Theater Sandra Hüller gibt Regie-Debüt in Halle
Hauptinhalt
19. April 2024, 19:24 Uhr
Hollywood-Star, ein Pop-Musiker und die große Frage, was wir aus der Vergangenheit lernen können. Die Bühnen Halle haben am Freitag ihre Pläne für die Spielzeit 2024/25 vorgestellt. Es sind 35 Neuproduktionen in fünf Sparten geplant. Das Programm der Oper und des Balletts lautet "Nicht von schlechten Eltern". Das Puppentheater zeigt ein neues Musical des "Prinzen"-Sängers Tobias Künzel. Das Neue Theater inszeniert alte Klassiker – unter anderem unter Regie der Schauspielerin Sandra Hüller.
- Die Bühnen Halle haben das Programm für das Neue und das Thalia Theater in der nächsten Spielzeit vorgestellt, darunter "Der Untertan" von Thomas Mann und der Thalia-Fasching.
- Die Schauspielerin Sandra Hüller wird bei einer Inszenierung in Halle erstmals Regie führen.
- Auch die Oper Halle hat bei der Pressekonferenz ihre geplanten Produktionen vorgestellt.
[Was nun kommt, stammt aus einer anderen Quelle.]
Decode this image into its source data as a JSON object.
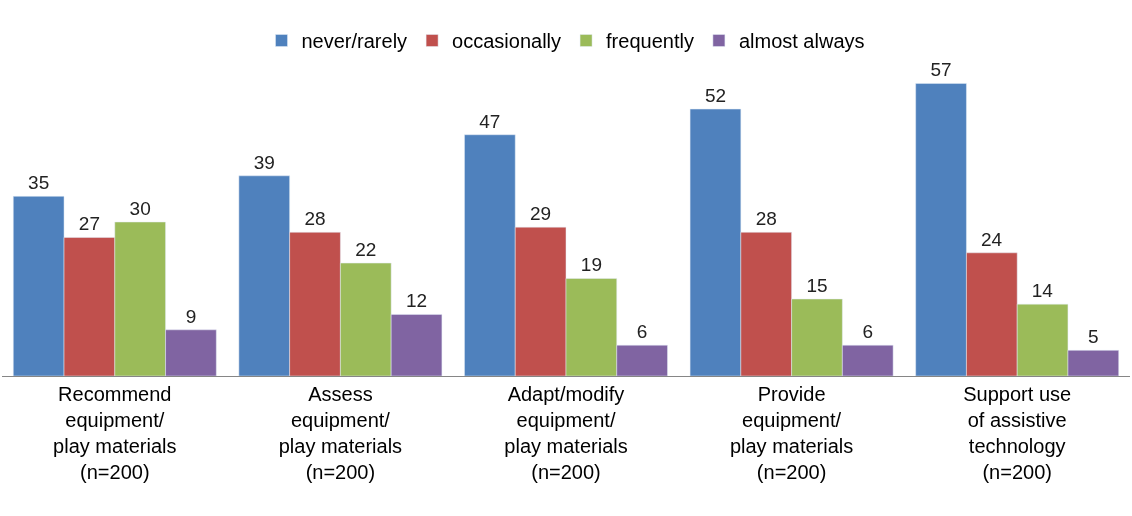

Wie sollen wir mit dem umgehen, was uns andere überlassen haben? Diese Frage beschäftigt die Bühnen in Halle in der kommenden Spielzeit besonders. Am Freitag haben sie ihre Pläne für die Saison 2024/25 vorgestellt. In der Oper Halle, dem Puppentheater, dem neuen und dem Thalia Theater sind insgesamt 35 Premieren geplant. Dabei werden klassische Stoffe hinterfragt und es wird viel gesungen.
Halles Schauspiel in Tradition Sodanns
Zu Beginn der Spielzeit-Pressekonferenz wurde zunächst eine Gedenkveranstaltung für Peter Sodann angekündigt. Der Schauspieler hat die Kulturinsel in Halle begründet und ist vor wenigen Wochen gestorben. Mille Maria Dalsgaard bezog sich auch auf Sodann, als sie ihre Pläne vorstellte. Seit der laufenden Spielzeit leitet sie gemeinsam mit Mareike Mikat das Neue und das Thalia Theater in Halle.
In ihrer zweite Saison wollen die beiden Frauen auch auf bewährte Traditionen wie die Revue zurückgreifen. Neben der Silvesterrevue wird Mareike Mikat auch "Der Untertan" nach dem Roman von Heinrich Mann inszenieren. Auch eine Neuauflage des Thalia-Faschings ist unter dem Titel "Panik im Olymp" geplant.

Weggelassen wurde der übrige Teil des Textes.